Anent the 40-day union leave, the Court finds that the same is a typographical error. In order to
avoid any confusion, it is herein declared that the union leave is only thirty (30) days as granted by
the Secretary of Labor and affirmed in the Decision of this Court.

The added requirement of consultation imposed by the Secretary in cases of contracting out for six
(6) months or more has been rejected by the Court. Suffice it to say that the employer is allowed to
contract out services for six months or more. However, a line must be drawn between management
prerogatives regarding business operationsper se and those which affect the rights of employees,
and in treating the latter, the employer should see to it that its employees are at least properly
informed of its decision or modes of action in order to attain a harmonious labor-management
relationship and enlighten the workers concerning their rights.23 Hiring of workers is within the
employer's inherent freedom to regulate and is a valid exercise of its management prerogative
subject only to special laws and agreements on the matter and the fair standards of justice. 24 The
management cannot be denied the faculty of promoting efficiency and attaining economy by a study
of what units are essential for its operation. It has the ultimate determination of whether services
should be performed by its personnel or contracted to outside agencies. While there should be
mutual consultation, eventually deference is to be paid to what management decides. 25 Contracting
out of services is an exercise of business judgment or management prerogative. 26 Absent proof that
management acted in a malicious or arbitrary manner, the Court will not interfere with the exercise of
judgment by an employer.27 As mentioned in the January 27, 1999 Decision, the law already
sufficiently regulates this matter.28 Jurisprudence also provides adequate limitations, such that the
employer must be motivated by good faith and the contracting out should not be resorted to
circumvent the law or must not have been the result of malicious or arbitrary actions. 29 These are
matters that may be categorically determined only when an actual suit on the matter arises.

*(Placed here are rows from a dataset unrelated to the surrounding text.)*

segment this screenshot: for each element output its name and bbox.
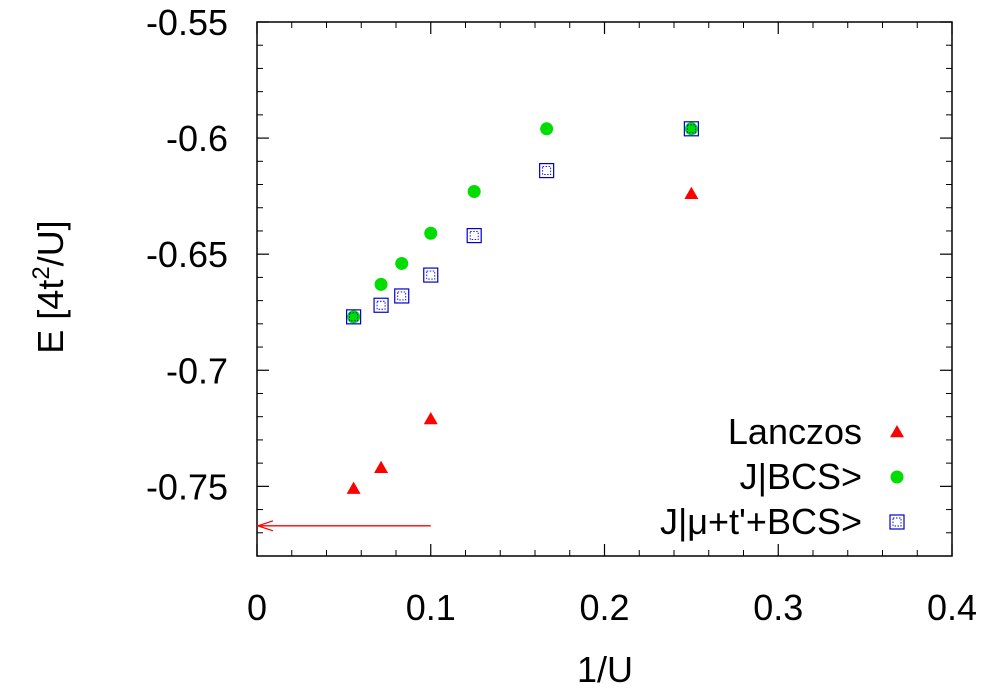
x-tick-label: 0.2: [579, 587, 629, 628]
y-tick-label: -0.7: [166, 350, 228, 391]
x-tick-label: 0: [247, 587, 267, 628]
y-tick-label: -0.55: [146, 2, 228, 43]
axis-tick-labels: 0 0.1 0.2 0.3 0.4 -0.55 -0.6 -0.65 -0.7 -0.75: [146, 2, 977, 628]
y-axis-title-superscript: 2: [28, 266, 55, 279]
series-2: [346, 121, 699, 325]
data-point: [684, 186, 699, 200]
y-axis-title-suffix: /U]: [30, 220, 71, 266]
data-point: [347, 310, 361, 324]
data-point: [466, 228, 482, 244]
square-marker-inner: [397, 291, 407, 301]
square-marker-inner: [892, 517, 902, 527]
data-point: [539, 162, 555, 179]
square-marker-inner: [542, 166, 552, 176]
data-point: [374, 460, 389, 474]
legend-label: Lanczos: [728, 411, 862, 452]
square-marker-outline: [346, 309, 362, 325]
series-0: [346, 186, 699, 494]
y-axis-title: E [4t2/U]: [28, 220, 71, 353]
square-marker-inner: [349, 312, 359, 322]
arrow-head: [255, 520, 274, 532]
y-tick-label: -0.6: [166, 118, 228, 159]
legend-marker: [890, 425, 904, 438]
data-point: [394, 288, 410, 304]
data-point: [346, 481, 361, 494]
data-point: [683, 121, 699, 137]
data-points: [346, 121, 699, 494]
data-point: [395, 256, 409, 270]
square-marker-inner: [376, 300, 386, 310]
x-tick-label: 0.4: [927, 587, 977, 628]
square-marker-outline: [373, 297, 389, 313]
square-marker-outline: [394, 288, 410, 304]
y-axis-title-prefix: E [4t: [30, 280, 71, 354]
data-point: [540, 122, 554, 136]
square-marker-inner: [469, 231, 479, 241]
legend-label: J|μ+t'+BCS>: [660, 501, 862, 542]
annotations: [255, 520, 431, 532]
square-marker-outline: [466, 228, 482, 244]
square-marker-outline: [889, 514, 905, 530]
axis-ticks: [256, 21, 953, 557]
square-marker-outline: [539, 162, 555, 179]
data-point: [346, 309, 362, 325]
data-point: [373, 297, 389, 313]
series-1: [347, 122, 698, 324]
square-marker-inner: [426, 270, 436, 280]
data-point: [423, 412, 438, 425]
data-point: [424, 226, 438, 240]
x-tick-label: 0.3: [753, 587, 803, 628]
y-tick-label: -0.75: [146, 466, 228, 507]
x-axis-title: 1/U: [577, 649, 633, 690]
legend-marker: [890, 470, 904, 484]
legend-label: J|BCS>: [740, 456, 862, 497]
x-tick-label: 0.1: [406, 587, 456, 628]
square-marker-outline: [683, 121, 699, 137]
data-point: [423, 267, 439, 283]
y-tick-label: -0.65: [146, 234, 228, 275]
legend-marker: [889, 514, 905, 530]
data-point: [467, 184, 481, 198]
square-marker-outline: [423, 267, 439, 283]
square-marker-inner: [686, 124, 696, 134]
data-point: [374, 277, 388, 291]
data-point: [684, 122, 698, 136]
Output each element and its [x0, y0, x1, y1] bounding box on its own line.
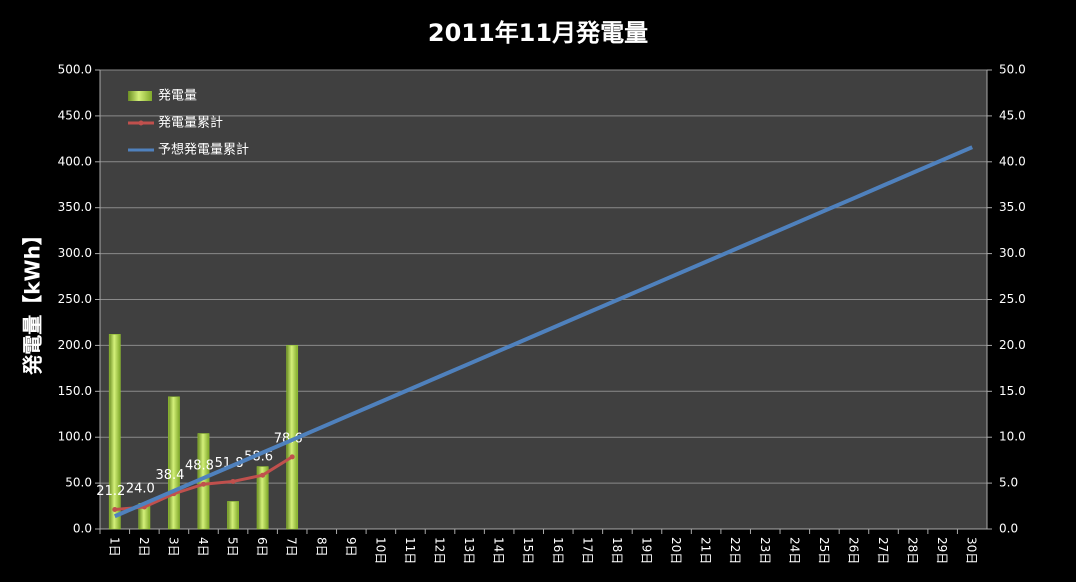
y-tick-label: 500.0 — [58, 63, 92, 77]
x-tick-label: 19日 — [639, 537, 653, 564]
x-tick-label: 10日 — [373, 537, 387, 564]
x-tick-label: 23日 — [758, 537, 772, 564]
y2-tick-label: 5.0 — [999, 476, 1018, 490]
line-marker — [200, 481, 206, 487]
y2-tick-label: 45.0 — [999, 108, 1026, 122]
y-tick-label: 400.0 — [58, 154, 92, 168]
legend-marker — [138, 120, 144, 126]
x-tick-label: 13日 — [462, 537, 476, 564]
x-tick-label: 6日 — [255, 537, 269, 557]
legend-label: 発電量累計 — [158, 115, 223, 131]
legend-swatch — [128, 91, 152, 101]
x-tick-label: 18日 — [610, 537, 624, 564]
legend-label: 予想発電量累計 — [158, 142, 249, 158]
data-label: 48.8 — [185, 459, 214, 474]
x-tick-label: 27日 — [876, 537, 890, 564]
bar — [256, 466, 269, 530]
line-marker — [289, 454, 295, 460]
x-tick-label: 14日 — [492, 537, 506, 564]
y2-tick-label: 20.0 — [999, 338, 1026, 352]
x-tick-label: 26日 — [846, 537, 860, 564]
data-label: 51.8 — [215, 456, 244, 471]
x-tick-label: 24日 — [787, 537, 801, 564]
y-tick-label: 250.0 — [58, 292, 92, 306]
x-tick-label: 1日 — [107, 537, 121, 557]
x-tick-label: 16日 — [551, 537, 565, 564]
x-tick-label: 28日 — [906, 537, 920, 564]
x-tick-label: 15日 — [521, 537, 535, 564]
y-tick-label: 150.0 — [58, 384, 92, 398]
y-tick-label: 100.0 — [58, 430, 92, 444]
y2-tick-label: 40.0 — [999, 154, 1026, 168]
x-tick-label: 2日 — [137, 537, 151, 557]
y2-tick-label: 30.0 — [999, 246, 1026, 260]
x-tick-label: 22日 — [728, 537, 742, 564]
line — [113, 145, 974, 519]
chart-title: 2011年11月発電量 — [428, 19, 648, 47]
bar — [227, 501, 239, 530]
x-tick-label: 7日 — [285, 537, 299, 557]
x-tick-label: 3日 — [166, 537, 180, 557]
y-tick-label: 50.0 — [65, 476, 92, 490]
x-tick-label: 20日 — [669, 537, 683, 564]
legend-label: 発電量 — [158, 89, 197, 104]
x-tick-label: 30日 — [965, 537, 979, 564]
data-label: 21.2 — [96, 484, 125, 499]
y2-tick-label: 25.0 — [999, 292, 1026, 306]
x-tick-label: 4日 — [196, 537, 210, 557]
x-tick-label: 25日 — [817, 537, 831, 564]
y-axis-label: 発電量【kWh】 — [21, 225, 45, 376]
y2-tick-label: 50.0 — [999, 63, 1026, 77]
y2-tick-label: 15.0 — [999, 384, 1026, 398]
y2-tick-label: 35.0 — [999, 200, 1026, 214]
y-tick-label: 0.0 — [73, 522, 92, 536]
x-tick-label: 12日 — [433, 537, 447, 564]
line-marker — [260, 472, 266, 478]
y-tick-label: 350.0 — [58, 200, 92, 214]
x-tick-label: 17日 — [580, 537, 594, 564]
line-marker — [112, 507, 118, 513]
x-tick-label: 9日 — [344, 537, 358, 557]
data-label: 58.6 — [244, 450, 273, 465]
data-label: 24.0 — [126, 481, 155, 496]
y-tick-label: 300.0 — [58, 246, 92, 260]
y2-tick-label: 10.0 — [999, 430, 1026, 444]
line-marker — [230, 478, 236, 484]
x-tick-label: 8日 — [314, 537, 328, 557]
x-tick-label: 5日 — [226, 537, 240, 557]
y-tick-label: 450.0 — [58, 108, 92, 122]
bar — [168, 396, 180, 530]
y2-tick-label: 0.0 — [999, 522, 1018, 536]
y-tick-label: 200.0 — [58, 338, 92, 352]
data-label: 38.4 — [155, 468, 184, 483]
bar — [108, 334, 121, 530]
x-tick-label: 29日 — [935, 537, 949, 564]
x-tick-label: 21日 — [699, 537, 713, 564]
x-tick-label: 11日 — [403, 537, 417, 564]
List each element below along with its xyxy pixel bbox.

WHEREFORE, the motion for reconsideration is PARTIALLY GRANTED and the assailed Decision
is MODIFIED as follows: (1) the arbitral award shall retroact from December 1, 1995 to November
30, 1997; and (2) the award of wage is increased from the original amount of One Thousand Nine
Hundred Pesos (P1,900.00) to Two Thousand Pesos (P2,000.00) for the years 1995 and 1996. This
Resolution is subject to the monetary advances granted by petitioner to its rank-and-file employees
during the pendency of this case assuming such advances had actually been distributed to them.
The assailed Decision is AFFIRMED in all other respects. 1âwphi1.nêt

SO ORDERED.

Davide, Jr., C.J., Melo, Kapunan and Pardo, JJ., concur.